The malicious code was signed by the legitimate SolarWinds code signing certificate. An estimated 18,000 customers downloaded the compromised updates.
Once installed on a network, the malware used a protocol designed to mimic legitimate SolarWinds traffic to communicate with a domain that has since been seized and shut down.
The initial contact domain would often direct the malware to a new internet protocol (IP) address for command and control. The attackers used rotating IPs and virtual private servers with IP addresses in the target’s home country to make detection of the traffic more difficult.

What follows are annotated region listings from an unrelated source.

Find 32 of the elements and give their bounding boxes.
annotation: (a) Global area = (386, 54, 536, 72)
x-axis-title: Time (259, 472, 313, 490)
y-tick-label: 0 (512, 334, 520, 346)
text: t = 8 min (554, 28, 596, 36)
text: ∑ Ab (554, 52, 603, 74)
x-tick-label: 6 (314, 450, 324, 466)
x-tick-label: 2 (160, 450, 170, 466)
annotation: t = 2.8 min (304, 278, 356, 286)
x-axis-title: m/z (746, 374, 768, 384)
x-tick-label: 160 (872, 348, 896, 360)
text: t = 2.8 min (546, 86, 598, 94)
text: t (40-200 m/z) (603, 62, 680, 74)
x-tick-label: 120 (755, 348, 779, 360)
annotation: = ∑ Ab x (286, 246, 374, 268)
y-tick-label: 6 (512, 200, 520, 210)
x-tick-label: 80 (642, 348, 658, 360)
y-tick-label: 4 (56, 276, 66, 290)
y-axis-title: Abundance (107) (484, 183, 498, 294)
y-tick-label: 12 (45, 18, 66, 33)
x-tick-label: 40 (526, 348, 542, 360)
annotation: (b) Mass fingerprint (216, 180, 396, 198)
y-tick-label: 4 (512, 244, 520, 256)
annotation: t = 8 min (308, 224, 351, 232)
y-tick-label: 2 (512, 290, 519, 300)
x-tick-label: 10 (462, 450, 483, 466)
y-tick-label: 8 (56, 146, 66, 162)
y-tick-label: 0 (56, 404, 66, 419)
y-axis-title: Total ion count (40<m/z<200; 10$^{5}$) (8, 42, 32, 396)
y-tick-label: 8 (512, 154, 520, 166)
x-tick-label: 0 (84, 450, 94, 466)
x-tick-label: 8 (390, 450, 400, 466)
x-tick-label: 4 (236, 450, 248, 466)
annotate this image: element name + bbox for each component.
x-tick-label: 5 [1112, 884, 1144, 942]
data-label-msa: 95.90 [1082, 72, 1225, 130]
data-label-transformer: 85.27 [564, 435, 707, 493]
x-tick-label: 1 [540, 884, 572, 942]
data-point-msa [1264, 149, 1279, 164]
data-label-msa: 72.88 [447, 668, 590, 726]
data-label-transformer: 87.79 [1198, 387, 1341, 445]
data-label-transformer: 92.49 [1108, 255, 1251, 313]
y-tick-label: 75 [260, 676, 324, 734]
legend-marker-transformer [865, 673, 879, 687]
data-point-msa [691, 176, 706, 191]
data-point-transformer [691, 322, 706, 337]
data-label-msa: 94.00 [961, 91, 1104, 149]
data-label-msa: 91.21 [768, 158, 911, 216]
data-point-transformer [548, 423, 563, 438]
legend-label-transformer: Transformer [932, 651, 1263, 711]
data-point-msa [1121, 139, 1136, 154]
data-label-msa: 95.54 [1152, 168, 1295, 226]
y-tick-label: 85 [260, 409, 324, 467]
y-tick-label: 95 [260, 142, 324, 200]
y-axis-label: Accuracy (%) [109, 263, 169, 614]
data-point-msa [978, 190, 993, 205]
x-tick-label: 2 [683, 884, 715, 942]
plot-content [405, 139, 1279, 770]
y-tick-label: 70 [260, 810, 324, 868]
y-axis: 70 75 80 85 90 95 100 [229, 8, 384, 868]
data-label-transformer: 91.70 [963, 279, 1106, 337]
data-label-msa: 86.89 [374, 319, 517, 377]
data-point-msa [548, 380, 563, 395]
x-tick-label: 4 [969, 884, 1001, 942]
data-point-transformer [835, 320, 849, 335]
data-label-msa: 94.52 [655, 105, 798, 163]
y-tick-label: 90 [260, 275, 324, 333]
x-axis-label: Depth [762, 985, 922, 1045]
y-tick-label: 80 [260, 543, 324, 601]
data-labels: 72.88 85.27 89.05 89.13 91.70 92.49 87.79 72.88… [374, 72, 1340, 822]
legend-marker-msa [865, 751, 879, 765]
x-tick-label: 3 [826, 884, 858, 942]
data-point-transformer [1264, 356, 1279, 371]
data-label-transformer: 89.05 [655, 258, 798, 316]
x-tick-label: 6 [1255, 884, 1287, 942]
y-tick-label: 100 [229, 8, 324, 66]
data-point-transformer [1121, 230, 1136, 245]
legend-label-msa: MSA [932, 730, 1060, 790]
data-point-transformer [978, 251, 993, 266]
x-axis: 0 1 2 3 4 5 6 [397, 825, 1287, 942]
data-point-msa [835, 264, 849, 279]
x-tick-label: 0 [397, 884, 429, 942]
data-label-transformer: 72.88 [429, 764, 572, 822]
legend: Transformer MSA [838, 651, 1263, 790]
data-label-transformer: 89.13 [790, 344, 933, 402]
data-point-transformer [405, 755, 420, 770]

‘Taken together, these observed techniques indicate an adversary who is skilled, stealthy with operational security, and is willing to expend significant resources to maintain covert presence,’ CISA said in the alert.
CISA said that once inside a network, the hackers seemed focused on gathering information, and would frequently target the emails of IT and security staff to monitor any countermeasures.
Without offering further details, the agency warned that the hackers used ‘other initial access vectors beyond SolarWinds Orion,’ meaning even groups that do not use the network software could be compromised.